I’ve also noticed a disturbing trend in comment threads that encourages a kind of politically correct policing. For example, this commenter at Zimmer’s blog, feels compelled to point out that the comments to Borrell’s article at Slate
are dominated by anti-global warming types and Al Gore bashing. We should keep our eye on Borrell; he may be an embryonic Lomborg.
What the hell is that? Could there be any more blatant and perverse example of guilt by association? Yeah, keep a stink eye on Borrell, because you have problems with some of the people who read his article and commented on it. What’s even more disturbing is that this sort of thinking comes from a scientist and university professor. I’m hoping he was being inartfully sarcastic.

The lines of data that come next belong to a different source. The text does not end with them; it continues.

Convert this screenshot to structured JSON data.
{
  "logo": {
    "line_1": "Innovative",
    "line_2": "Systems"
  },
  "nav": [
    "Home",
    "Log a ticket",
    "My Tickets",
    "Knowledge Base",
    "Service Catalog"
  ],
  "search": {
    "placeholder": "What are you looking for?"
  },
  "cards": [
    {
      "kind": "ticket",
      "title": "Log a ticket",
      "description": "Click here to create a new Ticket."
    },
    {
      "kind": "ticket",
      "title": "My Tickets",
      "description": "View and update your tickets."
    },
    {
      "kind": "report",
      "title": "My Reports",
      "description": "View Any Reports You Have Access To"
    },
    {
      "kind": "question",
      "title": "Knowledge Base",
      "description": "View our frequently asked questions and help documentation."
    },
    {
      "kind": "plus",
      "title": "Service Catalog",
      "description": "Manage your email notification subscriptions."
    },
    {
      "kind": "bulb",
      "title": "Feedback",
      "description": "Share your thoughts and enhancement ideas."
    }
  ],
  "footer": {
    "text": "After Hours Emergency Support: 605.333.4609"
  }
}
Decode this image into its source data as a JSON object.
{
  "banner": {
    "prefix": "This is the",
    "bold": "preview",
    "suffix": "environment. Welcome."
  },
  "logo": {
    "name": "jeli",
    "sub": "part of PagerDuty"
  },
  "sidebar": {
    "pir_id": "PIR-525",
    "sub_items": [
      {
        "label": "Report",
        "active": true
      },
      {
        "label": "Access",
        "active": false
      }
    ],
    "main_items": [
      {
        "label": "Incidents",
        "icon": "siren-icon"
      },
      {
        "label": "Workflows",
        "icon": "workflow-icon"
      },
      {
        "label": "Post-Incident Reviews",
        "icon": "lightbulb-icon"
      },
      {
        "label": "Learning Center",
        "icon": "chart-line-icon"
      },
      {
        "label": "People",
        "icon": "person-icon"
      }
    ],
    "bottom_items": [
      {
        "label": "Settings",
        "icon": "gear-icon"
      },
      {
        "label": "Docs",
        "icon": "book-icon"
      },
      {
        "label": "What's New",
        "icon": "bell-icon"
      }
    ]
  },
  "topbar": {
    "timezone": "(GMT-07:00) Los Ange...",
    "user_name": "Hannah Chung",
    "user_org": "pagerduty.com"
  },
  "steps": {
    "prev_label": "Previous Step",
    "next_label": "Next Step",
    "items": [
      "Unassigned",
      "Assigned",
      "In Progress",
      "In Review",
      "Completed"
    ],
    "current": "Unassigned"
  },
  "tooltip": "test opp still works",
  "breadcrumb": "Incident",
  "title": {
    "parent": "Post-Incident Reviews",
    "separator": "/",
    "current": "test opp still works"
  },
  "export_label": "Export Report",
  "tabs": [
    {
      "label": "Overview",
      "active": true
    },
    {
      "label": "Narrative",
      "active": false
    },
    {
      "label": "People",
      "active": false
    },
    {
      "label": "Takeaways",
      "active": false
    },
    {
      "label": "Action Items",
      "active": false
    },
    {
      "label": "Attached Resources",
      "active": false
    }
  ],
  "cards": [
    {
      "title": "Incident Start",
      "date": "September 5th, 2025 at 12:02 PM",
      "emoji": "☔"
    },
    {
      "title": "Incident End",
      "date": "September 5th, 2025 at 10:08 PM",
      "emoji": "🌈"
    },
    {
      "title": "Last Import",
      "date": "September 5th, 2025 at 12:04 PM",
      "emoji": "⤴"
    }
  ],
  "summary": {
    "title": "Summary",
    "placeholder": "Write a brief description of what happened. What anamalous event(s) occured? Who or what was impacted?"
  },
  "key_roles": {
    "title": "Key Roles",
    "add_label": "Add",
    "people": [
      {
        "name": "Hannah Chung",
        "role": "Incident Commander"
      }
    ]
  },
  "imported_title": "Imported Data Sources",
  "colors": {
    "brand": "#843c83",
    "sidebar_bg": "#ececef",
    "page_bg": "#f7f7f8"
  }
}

But this is not an isolated sentiment, though it is the only type of its kind to appear at this particular post by Carl Zimmer. I’ve seen many similar comments on other envirornment and climate-related blogs, including variations of that, which call on people to not read certain bloggers because of their supposed association with climate deniers or “delayers,” (this last term being a favorite of Joe Romm’s, which he uses to flog anyone he disagrees with).
That sort of close-mindedness–willfully disregarding other viewpoints–demeans the progressive spirit of environmental thinking.
Now, as to the merits of Borrell’s argument, I’m inclined to think, after reading Carl Zimmer’s critique, that Borell gets some of his details wrong. But I happen to think he gets the bigger picture right, which is that environmentalists, in their zeal to view everything through a climate change lens, are losing sight of a more tangible and truly urgent ecological crisis. As Borrell puts it,
while climate change remains a legitimate concern for wildlife””particularly on isolated mountaintops and in species-poor polar regions””it does not come close to the immediate, irreparable damage caused by the destruction of habitat. Our ecosystems are not just getting warmer or colder or wetter or drier. They’re disappearing.